32-2. Change of Insurance Carriers

In consultation with the LMCC, the BOARD has conducted an RFP process for Insurance Carriers for the Benefit Plans Described herein and in Appendixes B and E for implementation on January 1, 2017. the BOARD may change insurance carriers, Health Maintenance Organizations or administrators or self-insure all or any part of the coverage provided for herein if such change does not reduce the level of benefits, and provided any such change is in conformity with the following:

The following provisions shall facilitate the BOARD’s responsibility to administer the plan of benefits which is collectively bargained. The purpose is to maximize the strength of the BOARD on behalf of the employees to purchase aggressively health care under the plan of benefits in the marketplace.

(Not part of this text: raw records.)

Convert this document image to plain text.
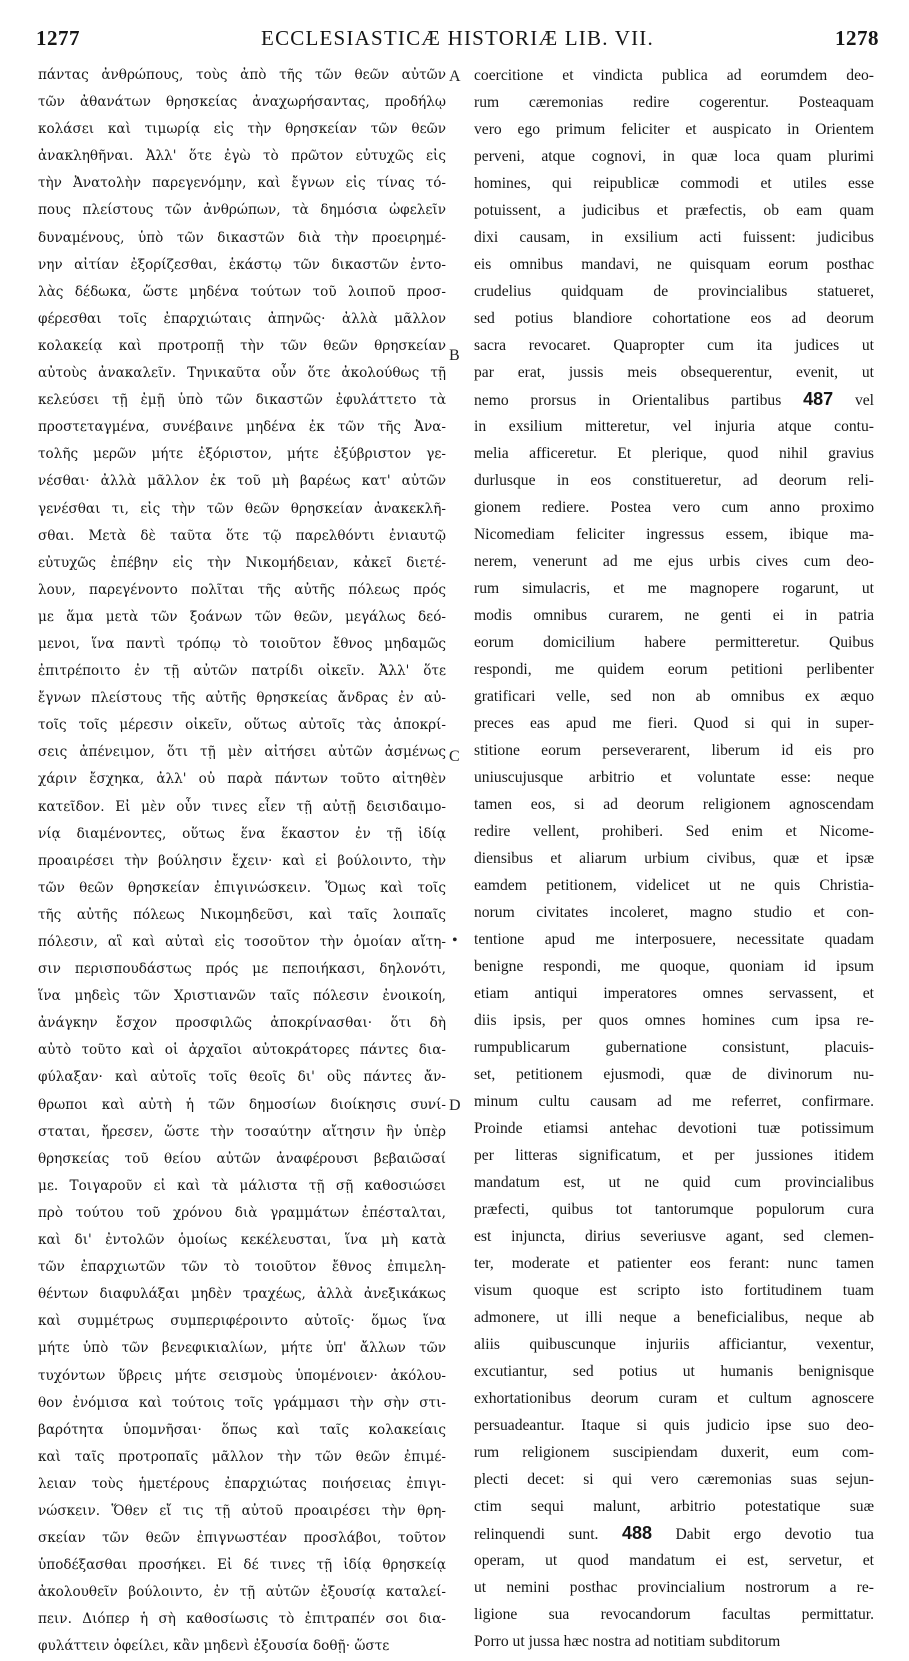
1277	ECCLESIASTICÆ HISTORIÆ LIB. VII.	1278
πάντας ἀνθρώπους, τοὺς ἀπὸ τῆς τῶν θεῶν αὐτῶν
τῶν ἀθανάτων θρησκείας ἀναχωρήσαντας, προδήλῳ
κολάσει καὶ τιμωρίᾳ εἰς τὴν θρησκείαν τῶν θεῶν
ἀνακληθῆναι. Ἀλλ' ὅτε ἐγὼ τὸ πρῶτον εὐτυχῶς εἰς
τὴν Ἀνατολὴν παρεγενόμην, καὶ ἔγνων εἰς τίνας τό-
πους πλείστους τῶν ἀνθρώπων, τὰ δημόσια ὠφελεῖν
δυναμένους, ὑπὸ τῶν δικαστῶν διὰ τὴν προειρημέ-
νην αἰτίαν ἐξορίζεσθαι, ἑκάστῳ τῶν δικαστῶν ἐντο-
λὰς δέδωκα, ὥστε μηδένα τούτων τοῦ λοιποῦ προσ-
φέρεσθαι τοῖς ἐπαρχιώταις ἀπηνῶς· ἀλλὰ μᾶλλον
κολακείᾳ καὶ προτροπῇ τὴν τῶν θεῶν θρησκείαν
αὐτοὺς ἀνακαλεῖν. Τηνικαῦτα οὖν ὅτε ἀκολούθως τῇ
κελεύσει τῇ ἐμῇ ὑπὸ τῶν δικαστῶν ἐφυλάττετο τὰ
προστεταγμένα, συνέβαινε μηδένα ἐκ τῶν τῆς Ἀνα-
τολῆς μερῶν μήτε ἐξόριστον, μήτε ἐξύβριστον γε-
νέσθαι· ἀλλὰ μᾶλλον ἐκ τοῦ μὴ βαρέως κατ' αὐτῶν
γενέσθαι τι, εἰς τὴν τῶν θεῶν θρησκείαν ἀνακεκλῆ-
σθαι. Μετὰ δὲ ταῦτα ὅτε τῷ παρελθόντι ἐνιαυτῷ
εὐτυχῶς ἐπέβην εἰς τὴν Νικομήδειαν, κἀκεῖ διετέ-
λουν, παρεγένοντο πολῖται τῆς αὐτῆς πόλεως πρός
με ἅμα μετὰ τῶν ξοάνων τῶν θεῶν, μεγάλως δεό-
μενοι, ἵνα παντὶ τρόπῳ τὸ τοιοῦτον ἔθνος μηδαμῶς
ἐπιτρέποιτο ἐν τῇ αὐτῶν πατρίδι οἰκεῖν. Ἀλλ' ὅτε
ἔγνων πλείστους τῆς αὐτῆς θρησκείας ἄνδρας ἐν αὐ-
τοῖς τοῖς μέρεσιν οἰκεῖν, οὕτως αὐτοῖς τὰς ἀποκρί-
σεις ἀπένειμον, ὅτι τῇ μὲν αἰτήσει αὐτῶν ἀσμένως
χάριν ἔσχηκα, ἀλλ' οὐ παρὰ πάντων τοῦτο αἰτηθὲν
κατεῖδον. Εἰ μὲν οὖν τινες εἶεν τῇ αὐτῇ δεισιδαιμο-
νίᾳ διαμένοντες, οὕτως ἕνα ἕκαστον ἐν τῇ ἰδίᾳ
προαιρέσει τὴν βούλησιν ἔχειν· καὶ εἰ βούλοιντο, τὴν
τῶν θεῶν θρησκείαν ἐπιγινώσκειν. Ὅμως καὶ τοῖς
τῆς αὐτῆς πόλεως Νικομηδεῦσι, καὶ ταῖς λοιπαῖς
πόλεσιν, αἳ καὶ αὐταὶ εἰς τοσοῦτον τὴν ὁμοίαν αἴτη-
σιν περισπουδάστως πρός με πεποιήκασι, δηλονότι,
ἵνα μηδεὶς τῶν Χριστιανῶν ταῖς πόλεσιν ἐνοικοίη,
ἀνάγκην ἔσχον προσφιλῶς ἀποκρίνασθαι· ὅτι δὴ
αὐτὸ τοῦτο καὶ οἱ ἀρχαῖοι αὐτοκράτορες πάντες δια-
φύλαξαν· καὶ αὐτοῖς τοῖς θεοῖς δι' οὓς πάντες ἄν-
θρωποι καὶ αὐτὴ ἡ τῶν δημοσίων διοίκησις συνί-
σταται, ἤρεσεν, ὥστε τὴν τοσαύτην αἴτησιν ἣν ὑπὲρ
θρησκείας τοῦ θείου αὐτῶν ἀναφέρουσι βεβαιῶσαί
με. Τοιγαροῦν εἰ καὶ τὰ μάλιστα τῇ σῇ καθοσιώσει
πρὸ τούτου τοῦ χρόνου διὰ γραμμάτων ἐπέσταλται,
καὶ δι' ἐντολῶν ὁμοίως κεκέλευσται, ἵνα μὴ κατὰ
τῶν ἐπαρχιωτῶν τῶν τὸ τοιοῦτον ἔθνος ἐπιμελη-
θέντων διαφυλάξαι μηδὲν τραχέως, ἀλλὰ ἀνεξικάκως
καὶ συμμέτρως συμπεριφέροιντο αὐτοῖς· ὅμως ἵνα
μήτε ὑπὸ τῶν βενεφικιαλίων, μήτε ὑπ' ἄλλων τῶν
τυχόντων ὕβρεις μήτε σεισμοὺς ὑπομένοιεν· ἀκόλου-
θον ἐνόμισα καὶ τούτοις τοῖς γράμμασι τὴν σὴν στι-
βαρότητα ὑπομνῆσαι· ὅπως καὶ ταῖς κολακείαις
καὶ ταῖς προτροπαῖς μᾶλλον τὴν τῶν θεῶν ἐπιμέ-
λειαν τοὺς ἡμετέρους ἐπαρχιώτας ποιήσειας ἐπιγι-
νώσκειν. Ὅθεν εἴ τις τῇ αὐτοῦ προαιρέσει τὴν θρη-
σκείαν τῶν θεῶν ἐπιγνωστέαν προσλάβοι, τοῦτον
ὑποδέξασθαι προσήκει. Εἰ δέ τινες τῇ ἰδίᾳ θρησκείᾳ
ἀκολουθεῖν βούλοιντο, ἐν τῇ αὐτῶν ἐξουσίᾳ καταλεί-
πειν. Διόπερ ἡ σὴ καθοσίωσις τὸ ἐπιτραπέν σοι δια-
φυλάττειν ὀφείλει, κἂν μηδενὶ ἐξουσία δοθῇ· ὥστε
coercitione et vindicta publica ad eorumdem deo-
rum cæremonias redire cogerentur. Posteaquam
vero ego primum feliciter et auspicato in Orientem
perveni, atque cognovi, in quæ loca quam plurimi
homines, qui reipublicæ commodi et utiles esse
potuissent, a judicibus et præfectis, ob eam quam
dixi causam, in exsilium acti fuissent: judicibus
eis omnibus mandavi, ne quisquam eorum posthac
crudelius quidquam de provincialibus statueret,
sed potius blandiore cohortatione eos ad deorum
sacra revocaret. Quapropter cum ita judices ut
par erat, jussis meis obsequerentur, evenit, ut
nemo prorsus in Orientalibus partibus 487 vel
in exsilium mitteretur, vel injuria atque contu-
melia afficeretur. Et plerique, quod nihil gravius
durlusque in eos constitueretur, ad deorum reli-
gionem redierе. Postea vero cum anno proximo
Nicomediam feliciter ingressus essem, ibique ma-
nerem, venerunt ad me ejus urbis cives cum deo-
rum simulacris, et me magnopere rogarunt, ut
modis omnibus curarem, ne genti ei in patria
eorum domicilium habere permitteretur. Quibus
respondi, me quidem eorum petitioni perlibenter
gratificari velle, sed non ab omnibus ex æquo
preces eas apud me fieri. Quod si qui in super-
stitione eorum perseverarent, liberum id eis pro
uniuscujusque arbitrio et voluntate esse: neque
tamen eos, si ad deorum religionem agnoscendam
redire vellent, prohiberi. Sed enim et Nicome-
diensibus et aliarum urbium civibus, quæ et ipsæ
eamdem petitionem, videlicet ut ne quis Christia-
norum civitates incoleret, magno studio et con-
tentione apud me interposuere, necessitate quadam
benigne respondi, me quoque, quoniam id ipsum
etiam antiqui imperatores omnes servassent, et
diis ipsis, per quos omnes homines cum ipsa re-
rumpublicarum gubernatione consistunt, placuis-
set, petitionem ejusmodi, quæ de divinorum nu-
minum cultu causam ad me referret, confirmare.
Proinde etiamsi antehac devotioni tuæ potissimum
per litteras significatum, et per jussiones itidem
mandatum est, ut ne quid cum provincialibus
præfecti, quibus tot tantorumque populorum cura
est injuncta, dirius severiusve agant, sed clemen-
ter, moderate et patienter eos ferant: nunc tamen
visum quoque est scripto isto fortitudinem tuam
admonere, ut illi neque a beneficialibus, neque ab
aliis quibuscunque injuriis afficiantur, vexentur,
excutiantur, sed potius ut humanis benignisque
exhortationibus deorum curam et cultum agnoscere
persuadeantur. Itaque si quis judicio ipse suo deo-
rum religionem suscipiendam duxerit, eum com-
plecti decet: si qui vero cæremonias suas sejun-
ctim sequi malunt, arbitrio potestatique suæ
relinquendi sunt. 488 Dabit ergo devotio tua
operam, ut quod mandatum ei est, servetur, et
ut nemini posthac provincialium nostrorum a re-
ligione sua revocandorum facultas permittatur.
Porro ut jussa hæc nostra ad notitiam subditorum
A
B
C
D
•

  1. No standing commitment to any carriers, administrator(s), providers or vendors shall be named within the Agreement.
  2. All commercial relationships can be competitively evaluated, which may include either being competitively bid formally or rigorously evaluated and negotiated without formal bidding, if administratively and/or economically advantageous, and prudent for the BOARD as fiduciary, subject to all applicable law. The UNION shall be advised of such problems that may be addressed in this manner.
  3. The PPO networks can be altered if necessary should the BOARD re-evaluate the administrative, vendor or provider relationships, should the full responsibilities of the carrier(s) or administrator(s) be bid or should the current responsibilities be unbundled and competitively evaluated and subsequently awarded.
  4. Current HMO configurations may be altered to take advantage of administrative prerogatives and fiscal requirements, and characteristics of the marketplace.
  5. Reconfigurations of either the PPO institutions or the number of HMOs under either sections C and D above shall be explicable to the UNION and shall be supported by analyses and not be arbitrary.
  6. No reconfiguration of PPO institutions or change in the number or identity of HMOs shall be made except in compliance with the following:
    1. The UNION shall be notified in writing of the intent to change at least ninety calendar days prior to the proposed change where circumstances are within the BOARD’s control. In all other cases, the BOARD will provide the maximum notice as is practicable under the circumstances.
    2. The UNION and the BOARD shall meet within five school days of receipt of the notice by the UNION or at such other mutually agreeable date consistent with the parties’ desire to expedite such meeting.
    3. The notice referred to shall, at the time the notice is given, provide sufficient information to explain the contemplated action and shall include, at a minimum, but shall not be limited to, the following:
      1. the affected PPO institutions or HMOs.
      2. the precise reason(s) the action is being contemplated.
      3. the number of covered participants (employees and/or dependents) receiving in-patient service from such affected institutions or HMOs at the time the notice is given.
      4. the number of covered participants (employees and/or dependents) receiving in-patient service from such affected institutions or HMOs during the preceding twelve months.
    4. The BOARD shall provide to the UNION all additional relevant information which is reasonably available and shall be responsible for notices to participants.
    5. In the event the parties are unable to resolve a dispute within five school days of the first meeting or such other time as may be mutually agreed upon, the dispute shall be submitted to arbitration pursuant to the provisions of Article 3-10 of the Agreement on an expedited basis.